Le local spécifique aux phytosanitaires est uniquement destiné au rangement des produits phytosanitaires. On ne doit pas y trouver d’autres éléments tels que les engrais, oligo-éléments ou semences traitées. Les produits doivent être stockés dans leur emballage d’origine. Le reconditionnement est interdit et peut être source d’erreur. Les bidons entamés doivent être maintenus propres afin de limiter les risques de contamination par les vapeurs et/ou souillures.
Les produits phytosanitaires non utilisables (PPNU) doivent être stockés à part et identifiés dans le local phytosanitaire.
Si ces derniers sont devenus non utilisables suite à un retrait réglementaire, à un problème de stockage ou à l’arrêt d’une culture sur l’exploitation, ils devront être éliminés soit par la filière Adivalor lors des collectes annuelles soit par le biais d’une entreprise habilitée pour leur retraitement. Pour faire face aux retraits réglementaires, il est recommandé d’effectuer un inventaire régulier des produits et de vérifier s’ils sont toujours homologués.
La détention de produits phytosanitaires est autorisée uniquement pour les cultures présentes sur l’exploitation. L’arrêt d’une culture entraîne le classement, sur l’exploitation en question, en PPNU des produits spécifiques à cette culture.

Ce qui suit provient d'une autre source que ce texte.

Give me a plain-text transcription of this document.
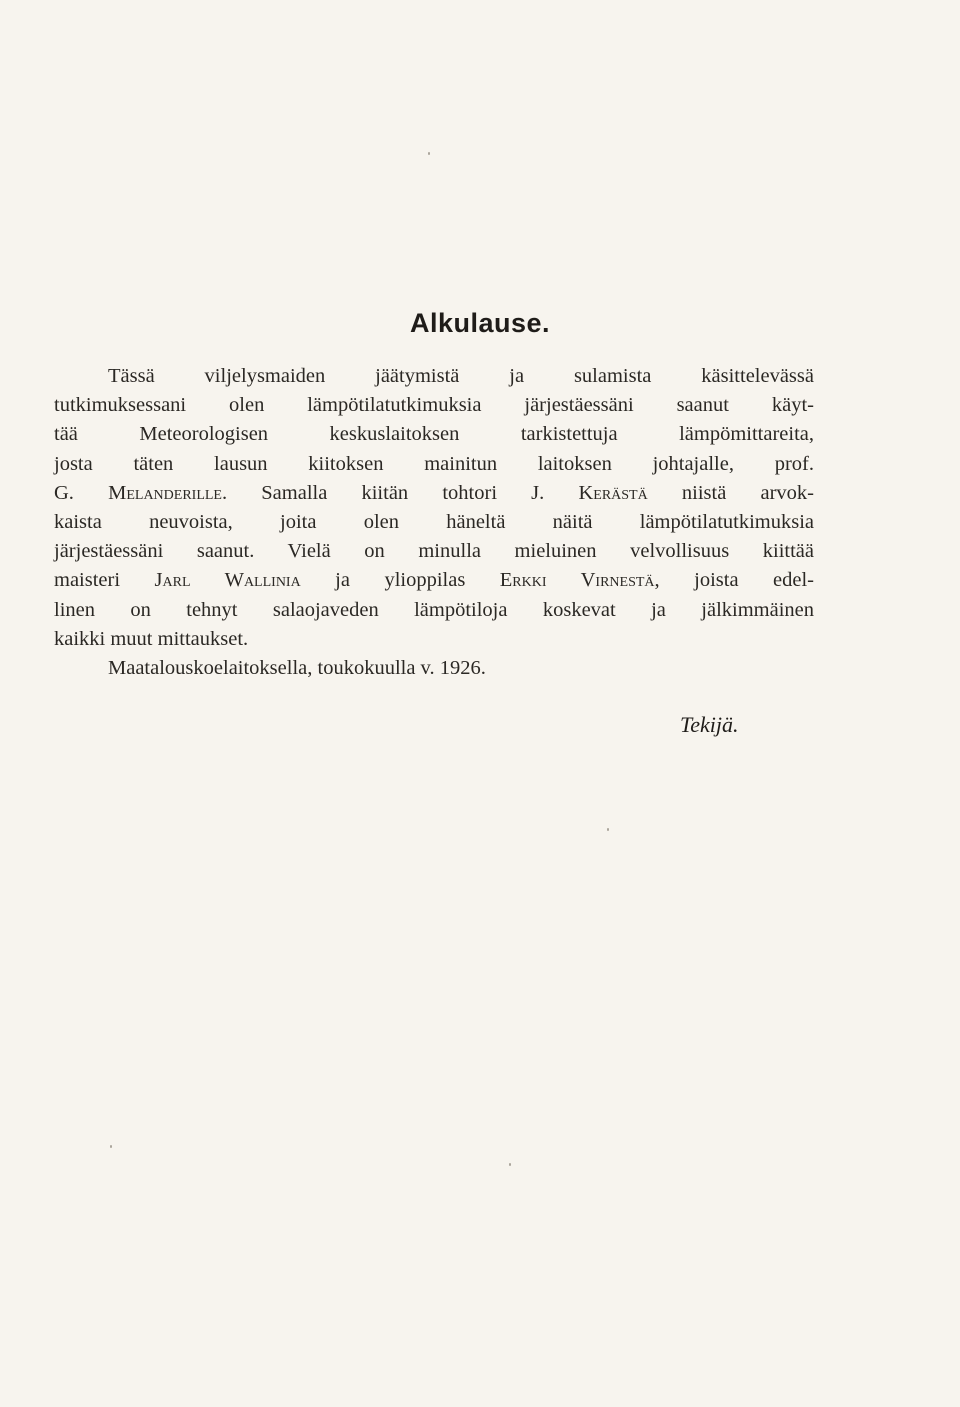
Alkulause.
Tässä viljelysmaiden jäätymistä ja sulamista käsittelevässä
tutkimuksessani olen lämpötilatutkimuksia järjestäessäni saanut käyt-
tää Meteorologisen keskuslaitoksen tarkistettuja lämpömittareita,
josta täten lausun kiitoksen mainitun laitoksen johtajalle, prof.
G. Melanderille. Samalla kiitän tohtori J. Kerästä niistä arvok-
kaista neuvoista, joita olen häneltä näitä lämpötilatutkimuksia
järjestäessäni saanut. Vielä on minulla mieluinen velvollisuus kiittää
maisteri Jarl Wallinia ja ylioppilas Erkki Virnestä, joista edel-
linen on tehnyt salaojaveden lämpötiloja koskevat ja jälkimmäinen
kaikki muut mittaukset.
Maatalouskoelaitoksella, toukokuulla v. 1926.
Tekijä.
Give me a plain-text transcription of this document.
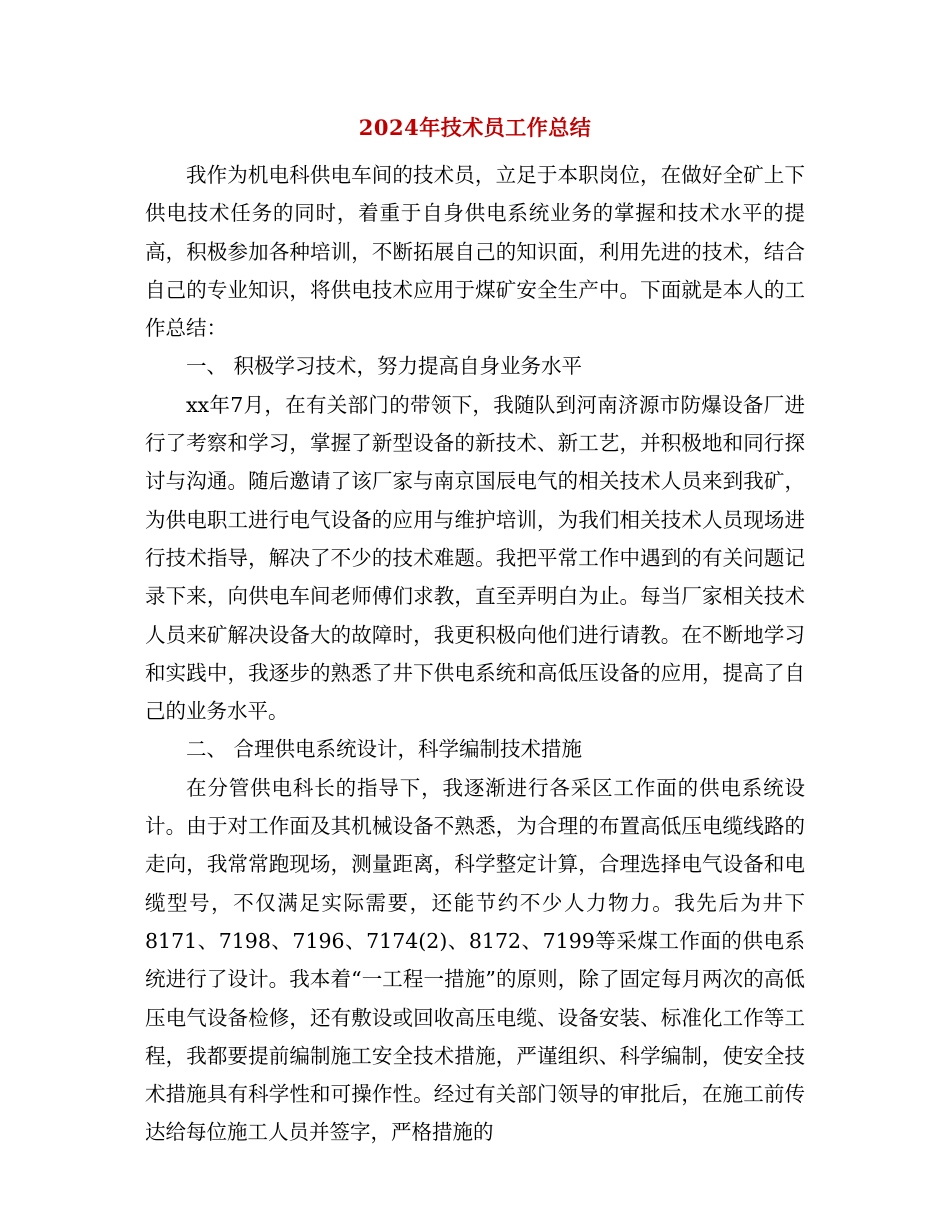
2024年技术员工作总结

我作为机电科供电车间的技术员，立足于本职岗位，在做好全矿上下供电技术任务的同时，着重于自身供电系统业务的掌握和技术水平的提高，积极参加各种培训，不断拓展自己的知识面，利用先进的技术，结合自己的专业知识，将供电技术应用于煤矿安全生产中。下面就是本人的工作总结：

一、 积极学习技术，努力提高自身业务水平

xx年7月，在有关部门的带领下，我随队到河南济源市防爆设备厂进行了考察和学习，掌握了新型设备的新技术、新工艺，并积极地和同行探讨与沟通。随后邀请了该厂家与南京国辰电气的相关技术人员来到我矿，为供电职工进行电气设备的应用与维护培训，为我们相关技术人员现场进行技术指导，解决了不少的技术难题。我把平常工作中遇到的有关问题记录下来，向供电车间老师傅们求教，直至弄明白为止。每当厂家相关技术人员来矿解决设备大的故障时，我更积极向他们进行请教。在不断地学习和实践中，我逐步的熟悉了井下供电系统和高低压设备的应用，提高了自己的业务水平。

二、 合理供电系统设计，科学编制技术措施

在分管供电科长的指导下，我逐渐进行各采区工作面的供电系统设计。由于对工作面及其机械设备不熟悉，为合理的布置高低压电缆线路的走向，我常常跑现场，测量距离，科学整定计算，合理选择电气设备和电缆型号，不仅满足实际需要，还能节约不少人力物力。我先后为井下8171、7198、7196、7174(2)、8172、7199等采煤工作面的供电系统进行了设计。我本着“一工程一措施”的原则，除了固定每月两次的高低压电气设备检修，还有敷设或回收高压电缆、设备安装、标准化工作等工程，我都要提前编制施工安全技术措施，严谨组织、科学编制，使安全技术措施具有科学性和可操作性。经过有关部门领导的审批后，在施工前传达给每位施工人员并签字，严格措施的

Rangement par catégorie de risque
Les produits classés T, T+ et C M R, étant considérés comme comportant un risque plus élevé pour l’utilisateur, doivent être rangés à part dans le local. Ces derniers sont les produits répondant aux phrases de risque suivantes : R40 R45 R46 R49 R60 R62 R63 R63. Depuis 2009, le système de classification évolue en passant d’un règlement européen à un règlement mondial (CLP : Classification, Labelling and Packaging). La mise en place d’un système à l’autre est progressive avec l’apparition de nouvelles phrases de risque de type H. Sur les étiquettes de produits phytosanitaires, il est soit inscrit des phrases de risque de type R (ancien système) soit des phrases de risque de type H (nouveau système) : le double encodage est interdit. À ce jour, d’un point de vue réglementaire, l’ancien système fait foi mais à partir du 1er juin 2015, c’est le nouveau système qui sera la règle.
Le rangement par catégorie de risque est une obligation qui peut être conciliée avec un rangement par culture ou par action. Ce classement permet de limiter le risque d’erreur surtout en présence d’emballages ou de noms quasi-similaires. On peut ainsi, pour une étagère spécifique à une culture, désigner des emplacements qui seront identifiés et destinés aux produits classés T T+ et CMR. Par exemple, sur l’étagère destinée au blé, une zone peut être réservée aux fongicides classés et une autre zone aux fongicides non classés.
Il est conseillé d’isoler les produits du sol en les disposant sur des étagères ou des palettes plastiques. Les produits sont sensibles aux conditions de stockage : un produit type poudre stocké à même le sol pourra se prendre en masse ou un produit liquide subir une dégradation suite à une exposition à des températures négatives. L’idéal est de disposer à cet effet d’un local hors-gel. Les éléments de protection individuelle (EPI) ne doivent surtout pas être stockés dans le local mais dans une armoire extérieure destinée uniquement à cet usage.


Fermeture à clé du local
Le local phytosanitaire doit être obligatoirement fermé à clé. Cette règle a pour but de mettre à l’abri ces produits de toute personne non autorisée et d’éviter ainsi tout risque d’intoxication. Elle permet aussi de protéger du vol. Afin de faciliter l’accessibilité, il est conseillé de prévoir une porte s’ouvrant sur l’extérieur et suffisamment large pour permettre par exemple, le passage d’une palette.


Aération et ventilation
Afin de limiter l’exposition de l’utilisateur aux produits phytosanitaires dans le local, ce dernier doit être pourvu d’une ventilation efficace. Les produits phytosanitaires dégagent, malgré leurs emballages étanches, des vapeurs qui, en absence de ventilation, se concentrent et augmentent l’exposition et les risques d’intoxication pour les utilisateurs. Les points d’entrée et de sortie destinés à la circulation de l’air doivent être placés et dimensionnés de manière à assurer une circulation d’air suffisante. Le premier point doit être disposé sur un mur en partie basse et le second sur le mur opposé en partie haute. Les deux points doivent être protégés par une grille et ne pas être obturés par un obstacle quelconque.


Rétention
Il est demandé de pouvoir recueillir toute fuite ou renversement accidentel de bidon. Il existe différentes solutions qui passent, par exemple, par l’utilisation d’étagères avec bac de rétention intégré ou la réalisation d’une dalle bétonnée et étanche avec la présence de matériau absorbant. Le local phytosanitaire n’est pas qu’une obligation réglementaire pour le stockage des produits phytosanitaires. Il se doit d’être un outil conciliant confort et ergonomie pour la bonne utilisation des produits phytosanitaires.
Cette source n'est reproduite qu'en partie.